- The Washington Times - Friday, March 13, 2009

SYDNEY, AUSTRALIA (AP) - Debt-laden Australian investment firm Babcock & Brown Ltd. was placed into voluntary administration on Friday after shareholders rejected a proposed debt restructure.

Babcock, Australia’s second-largest investment bank, said in a statement that it had appointed David Lombe and Simon Cathro of Deloitte Touche Tohmatsu as voluntary administrators. Like bankruptcy protection in the U.S., voluntary administration in Australia can buy a company time to trade out of its financial difficulties.

The Babcock board decided to appoint administrators after investors in New Zealand rejected a proposed debt restructure on the basis that it favored banks over ordinary shareholders.

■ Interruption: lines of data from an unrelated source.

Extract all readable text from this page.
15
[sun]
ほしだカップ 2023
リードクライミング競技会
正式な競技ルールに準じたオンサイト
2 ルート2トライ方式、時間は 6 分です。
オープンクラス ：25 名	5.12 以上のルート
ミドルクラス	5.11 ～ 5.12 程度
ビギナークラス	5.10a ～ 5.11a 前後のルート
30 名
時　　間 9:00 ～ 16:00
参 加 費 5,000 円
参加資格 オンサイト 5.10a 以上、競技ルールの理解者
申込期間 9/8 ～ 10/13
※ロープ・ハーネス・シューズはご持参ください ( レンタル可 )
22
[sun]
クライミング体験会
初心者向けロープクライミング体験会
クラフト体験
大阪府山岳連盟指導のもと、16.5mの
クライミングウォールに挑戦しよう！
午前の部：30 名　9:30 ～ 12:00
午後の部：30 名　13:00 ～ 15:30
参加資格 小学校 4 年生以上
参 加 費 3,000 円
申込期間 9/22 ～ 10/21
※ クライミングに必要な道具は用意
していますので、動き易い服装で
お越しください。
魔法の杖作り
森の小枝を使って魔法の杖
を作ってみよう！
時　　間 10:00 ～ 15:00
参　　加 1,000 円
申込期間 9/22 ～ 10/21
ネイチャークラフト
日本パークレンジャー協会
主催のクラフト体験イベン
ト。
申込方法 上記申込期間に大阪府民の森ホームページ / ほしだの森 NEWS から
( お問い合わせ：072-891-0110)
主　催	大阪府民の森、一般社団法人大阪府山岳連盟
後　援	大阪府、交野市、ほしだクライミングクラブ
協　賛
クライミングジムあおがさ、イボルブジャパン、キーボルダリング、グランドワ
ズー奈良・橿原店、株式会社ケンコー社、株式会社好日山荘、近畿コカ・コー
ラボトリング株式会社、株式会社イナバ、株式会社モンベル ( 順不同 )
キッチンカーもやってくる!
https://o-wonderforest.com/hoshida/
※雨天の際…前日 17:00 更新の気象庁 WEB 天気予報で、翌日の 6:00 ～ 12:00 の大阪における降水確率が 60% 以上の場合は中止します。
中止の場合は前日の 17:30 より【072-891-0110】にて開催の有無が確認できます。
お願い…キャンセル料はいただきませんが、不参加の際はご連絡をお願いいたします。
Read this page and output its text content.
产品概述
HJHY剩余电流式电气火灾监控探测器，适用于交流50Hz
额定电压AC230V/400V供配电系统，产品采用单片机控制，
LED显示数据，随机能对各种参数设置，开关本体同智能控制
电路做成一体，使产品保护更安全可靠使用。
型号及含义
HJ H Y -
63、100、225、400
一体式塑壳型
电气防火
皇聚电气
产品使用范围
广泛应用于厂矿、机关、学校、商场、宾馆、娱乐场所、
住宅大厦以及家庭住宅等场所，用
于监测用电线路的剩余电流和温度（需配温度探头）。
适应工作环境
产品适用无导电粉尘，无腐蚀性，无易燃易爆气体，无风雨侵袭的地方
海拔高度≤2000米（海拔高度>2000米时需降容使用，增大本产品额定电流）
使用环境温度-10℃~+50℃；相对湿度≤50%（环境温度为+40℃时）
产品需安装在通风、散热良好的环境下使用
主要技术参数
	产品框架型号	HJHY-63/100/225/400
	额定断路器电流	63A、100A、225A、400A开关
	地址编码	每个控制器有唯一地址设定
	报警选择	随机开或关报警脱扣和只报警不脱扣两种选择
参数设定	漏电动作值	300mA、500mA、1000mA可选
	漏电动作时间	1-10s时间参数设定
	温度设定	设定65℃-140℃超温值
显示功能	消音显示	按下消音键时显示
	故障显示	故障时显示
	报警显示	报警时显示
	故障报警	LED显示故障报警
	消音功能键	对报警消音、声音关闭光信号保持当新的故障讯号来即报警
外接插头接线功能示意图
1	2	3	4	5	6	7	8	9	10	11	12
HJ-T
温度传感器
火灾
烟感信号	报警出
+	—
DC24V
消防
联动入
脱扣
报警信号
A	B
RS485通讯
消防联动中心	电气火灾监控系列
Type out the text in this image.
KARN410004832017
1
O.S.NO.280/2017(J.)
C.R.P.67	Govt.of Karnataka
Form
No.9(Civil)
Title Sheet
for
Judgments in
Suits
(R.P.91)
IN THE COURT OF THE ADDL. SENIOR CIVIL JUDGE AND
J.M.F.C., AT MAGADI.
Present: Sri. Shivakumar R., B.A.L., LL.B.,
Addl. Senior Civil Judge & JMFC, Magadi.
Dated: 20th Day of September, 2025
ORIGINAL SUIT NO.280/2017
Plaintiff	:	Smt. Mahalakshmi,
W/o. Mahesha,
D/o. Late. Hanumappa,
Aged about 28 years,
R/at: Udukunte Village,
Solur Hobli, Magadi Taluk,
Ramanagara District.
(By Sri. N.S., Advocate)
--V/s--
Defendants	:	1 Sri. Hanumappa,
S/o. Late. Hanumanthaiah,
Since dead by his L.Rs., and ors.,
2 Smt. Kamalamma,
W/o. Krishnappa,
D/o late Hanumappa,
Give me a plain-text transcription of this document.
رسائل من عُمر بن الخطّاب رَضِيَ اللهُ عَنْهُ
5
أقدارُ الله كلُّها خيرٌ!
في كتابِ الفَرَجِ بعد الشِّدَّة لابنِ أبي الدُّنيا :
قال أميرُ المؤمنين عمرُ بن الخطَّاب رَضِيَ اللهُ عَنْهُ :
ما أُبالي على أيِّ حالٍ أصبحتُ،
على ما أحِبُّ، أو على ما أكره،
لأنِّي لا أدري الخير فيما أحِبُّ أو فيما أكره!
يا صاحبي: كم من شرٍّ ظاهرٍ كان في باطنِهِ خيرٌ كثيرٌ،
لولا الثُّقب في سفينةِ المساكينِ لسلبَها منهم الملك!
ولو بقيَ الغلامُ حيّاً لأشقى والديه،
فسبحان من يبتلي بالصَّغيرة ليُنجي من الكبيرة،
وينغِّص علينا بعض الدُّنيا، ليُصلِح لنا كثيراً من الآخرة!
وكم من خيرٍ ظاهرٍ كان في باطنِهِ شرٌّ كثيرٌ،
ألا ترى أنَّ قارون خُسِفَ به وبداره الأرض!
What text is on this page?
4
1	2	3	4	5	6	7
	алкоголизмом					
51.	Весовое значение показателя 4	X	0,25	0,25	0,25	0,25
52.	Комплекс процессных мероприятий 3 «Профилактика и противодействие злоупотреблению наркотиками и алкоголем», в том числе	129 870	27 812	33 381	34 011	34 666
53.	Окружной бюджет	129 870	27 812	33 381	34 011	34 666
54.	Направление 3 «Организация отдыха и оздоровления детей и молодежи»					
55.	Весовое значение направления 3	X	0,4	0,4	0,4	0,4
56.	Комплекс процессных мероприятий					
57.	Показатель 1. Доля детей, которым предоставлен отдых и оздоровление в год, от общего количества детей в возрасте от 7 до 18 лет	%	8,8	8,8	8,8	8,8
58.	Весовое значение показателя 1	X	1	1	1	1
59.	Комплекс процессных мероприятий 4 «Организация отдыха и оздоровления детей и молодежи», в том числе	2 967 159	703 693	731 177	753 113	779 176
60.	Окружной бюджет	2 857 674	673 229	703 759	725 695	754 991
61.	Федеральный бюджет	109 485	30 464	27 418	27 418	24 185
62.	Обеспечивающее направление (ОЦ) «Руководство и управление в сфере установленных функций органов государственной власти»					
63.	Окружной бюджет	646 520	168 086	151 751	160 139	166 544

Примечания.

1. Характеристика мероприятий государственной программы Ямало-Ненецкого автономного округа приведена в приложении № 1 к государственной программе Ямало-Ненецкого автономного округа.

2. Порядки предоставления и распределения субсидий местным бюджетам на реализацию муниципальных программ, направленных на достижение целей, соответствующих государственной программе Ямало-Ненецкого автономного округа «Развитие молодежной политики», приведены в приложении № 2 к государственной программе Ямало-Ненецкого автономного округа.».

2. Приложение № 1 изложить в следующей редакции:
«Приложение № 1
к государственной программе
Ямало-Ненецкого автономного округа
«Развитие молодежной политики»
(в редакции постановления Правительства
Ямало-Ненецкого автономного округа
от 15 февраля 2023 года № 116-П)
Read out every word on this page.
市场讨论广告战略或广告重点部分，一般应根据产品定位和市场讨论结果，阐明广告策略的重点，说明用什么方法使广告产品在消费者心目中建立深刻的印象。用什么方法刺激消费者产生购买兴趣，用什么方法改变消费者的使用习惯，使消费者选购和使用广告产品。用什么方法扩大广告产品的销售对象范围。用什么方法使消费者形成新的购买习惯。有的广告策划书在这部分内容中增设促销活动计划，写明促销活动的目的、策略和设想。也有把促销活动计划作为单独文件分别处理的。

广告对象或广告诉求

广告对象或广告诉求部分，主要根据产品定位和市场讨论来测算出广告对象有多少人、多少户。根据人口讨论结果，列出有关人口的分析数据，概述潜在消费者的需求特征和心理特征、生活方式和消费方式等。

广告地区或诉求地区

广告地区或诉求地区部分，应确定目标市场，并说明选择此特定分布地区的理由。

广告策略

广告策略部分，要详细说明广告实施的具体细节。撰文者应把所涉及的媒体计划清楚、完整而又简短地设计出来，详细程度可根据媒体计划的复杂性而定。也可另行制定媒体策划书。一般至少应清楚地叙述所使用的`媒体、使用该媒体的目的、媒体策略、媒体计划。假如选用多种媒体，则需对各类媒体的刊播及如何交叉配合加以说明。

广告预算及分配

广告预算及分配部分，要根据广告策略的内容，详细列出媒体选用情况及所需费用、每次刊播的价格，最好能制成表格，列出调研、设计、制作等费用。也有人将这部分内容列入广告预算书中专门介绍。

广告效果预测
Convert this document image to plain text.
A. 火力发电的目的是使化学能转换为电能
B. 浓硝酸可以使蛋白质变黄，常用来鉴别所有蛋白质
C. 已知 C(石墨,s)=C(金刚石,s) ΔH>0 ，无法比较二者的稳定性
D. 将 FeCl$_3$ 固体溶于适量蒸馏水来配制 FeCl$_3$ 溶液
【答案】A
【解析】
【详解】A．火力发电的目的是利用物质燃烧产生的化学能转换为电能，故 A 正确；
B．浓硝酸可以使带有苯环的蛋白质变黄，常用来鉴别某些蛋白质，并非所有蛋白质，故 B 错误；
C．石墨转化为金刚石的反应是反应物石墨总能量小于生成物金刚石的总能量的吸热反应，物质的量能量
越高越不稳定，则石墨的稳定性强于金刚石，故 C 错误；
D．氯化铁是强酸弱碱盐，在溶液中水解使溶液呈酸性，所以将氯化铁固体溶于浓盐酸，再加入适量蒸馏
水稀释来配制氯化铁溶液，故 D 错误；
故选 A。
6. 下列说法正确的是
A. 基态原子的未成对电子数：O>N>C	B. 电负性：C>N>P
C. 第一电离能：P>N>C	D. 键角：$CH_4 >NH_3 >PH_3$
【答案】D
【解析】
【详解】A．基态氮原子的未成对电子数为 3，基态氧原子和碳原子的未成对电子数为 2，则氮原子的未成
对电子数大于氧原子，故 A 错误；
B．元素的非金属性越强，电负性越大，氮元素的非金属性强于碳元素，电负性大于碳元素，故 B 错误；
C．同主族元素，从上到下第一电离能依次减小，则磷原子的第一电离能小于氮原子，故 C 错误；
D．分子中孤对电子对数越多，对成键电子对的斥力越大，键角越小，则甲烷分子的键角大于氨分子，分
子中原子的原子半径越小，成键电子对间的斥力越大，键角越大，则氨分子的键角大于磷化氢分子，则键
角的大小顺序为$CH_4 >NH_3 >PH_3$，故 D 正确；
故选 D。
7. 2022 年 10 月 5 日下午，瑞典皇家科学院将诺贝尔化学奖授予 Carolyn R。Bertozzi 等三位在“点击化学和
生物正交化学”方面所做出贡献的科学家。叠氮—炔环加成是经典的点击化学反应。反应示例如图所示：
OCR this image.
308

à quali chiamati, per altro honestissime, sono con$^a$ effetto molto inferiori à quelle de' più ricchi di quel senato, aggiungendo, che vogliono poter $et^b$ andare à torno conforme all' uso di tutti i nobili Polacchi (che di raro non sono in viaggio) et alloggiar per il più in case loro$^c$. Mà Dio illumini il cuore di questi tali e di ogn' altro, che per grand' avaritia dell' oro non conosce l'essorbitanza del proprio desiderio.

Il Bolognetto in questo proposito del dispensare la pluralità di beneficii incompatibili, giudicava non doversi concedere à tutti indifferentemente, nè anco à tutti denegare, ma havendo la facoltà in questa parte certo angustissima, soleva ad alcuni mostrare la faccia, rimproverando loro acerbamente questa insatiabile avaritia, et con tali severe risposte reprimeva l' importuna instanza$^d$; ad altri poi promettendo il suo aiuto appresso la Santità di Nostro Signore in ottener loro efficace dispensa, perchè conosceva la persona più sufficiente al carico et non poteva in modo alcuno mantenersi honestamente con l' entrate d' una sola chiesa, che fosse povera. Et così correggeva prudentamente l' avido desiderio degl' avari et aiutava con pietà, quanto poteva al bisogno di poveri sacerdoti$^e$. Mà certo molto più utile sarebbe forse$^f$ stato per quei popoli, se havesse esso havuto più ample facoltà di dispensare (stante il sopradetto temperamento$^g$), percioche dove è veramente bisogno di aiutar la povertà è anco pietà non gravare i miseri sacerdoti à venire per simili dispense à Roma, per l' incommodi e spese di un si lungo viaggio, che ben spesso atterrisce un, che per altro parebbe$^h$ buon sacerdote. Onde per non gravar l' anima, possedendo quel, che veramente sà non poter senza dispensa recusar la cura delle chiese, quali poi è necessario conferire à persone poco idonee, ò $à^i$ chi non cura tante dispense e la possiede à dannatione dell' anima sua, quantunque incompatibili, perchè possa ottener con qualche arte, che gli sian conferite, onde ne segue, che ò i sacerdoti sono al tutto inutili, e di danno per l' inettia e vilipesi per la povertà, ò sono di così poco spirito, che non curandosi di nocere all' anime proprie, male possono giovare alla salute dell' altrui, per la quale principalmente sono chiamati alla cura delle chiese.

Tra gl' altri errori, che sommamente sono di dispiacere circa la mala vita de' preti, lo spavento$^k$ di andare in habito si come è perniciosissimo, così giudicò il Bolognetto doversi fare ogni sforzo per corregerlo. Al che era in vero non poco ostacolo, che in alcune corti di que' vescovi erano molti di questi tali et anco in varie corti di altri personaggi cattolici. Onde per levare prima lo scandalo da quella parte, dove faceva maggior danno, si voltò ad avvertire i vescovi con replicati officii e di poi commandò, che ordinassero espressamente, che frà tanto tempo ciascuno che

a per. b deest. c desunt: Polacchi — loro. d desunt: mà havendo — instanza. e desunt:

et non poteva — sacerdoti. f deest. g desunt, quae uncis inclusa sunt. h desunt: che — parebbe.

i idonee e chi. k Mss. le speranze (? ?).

Babcock had agreed with its bankers on a restructure of its corporate debt and a revised business plan that would help reduce its debt burden.

The agreement provided for a 150 million Australian dollar ($98 million) short-term loan facility entered into in December 2008 and two other existing AU$2.8 billion ($1.8 billion) and $200 million debt facilities to continue. Repayment dates were to be changed.

Under the business plan, Babcock Chief Executive Michael Larkin and senior management were to sell company assets over two to three years to reduce debt.

Babcock shares in Australia have been in a trading halt since January.

Lombe told Australian Broadcasting Corp. radio on Friday that it was too early to say whether the company could avoid collapse.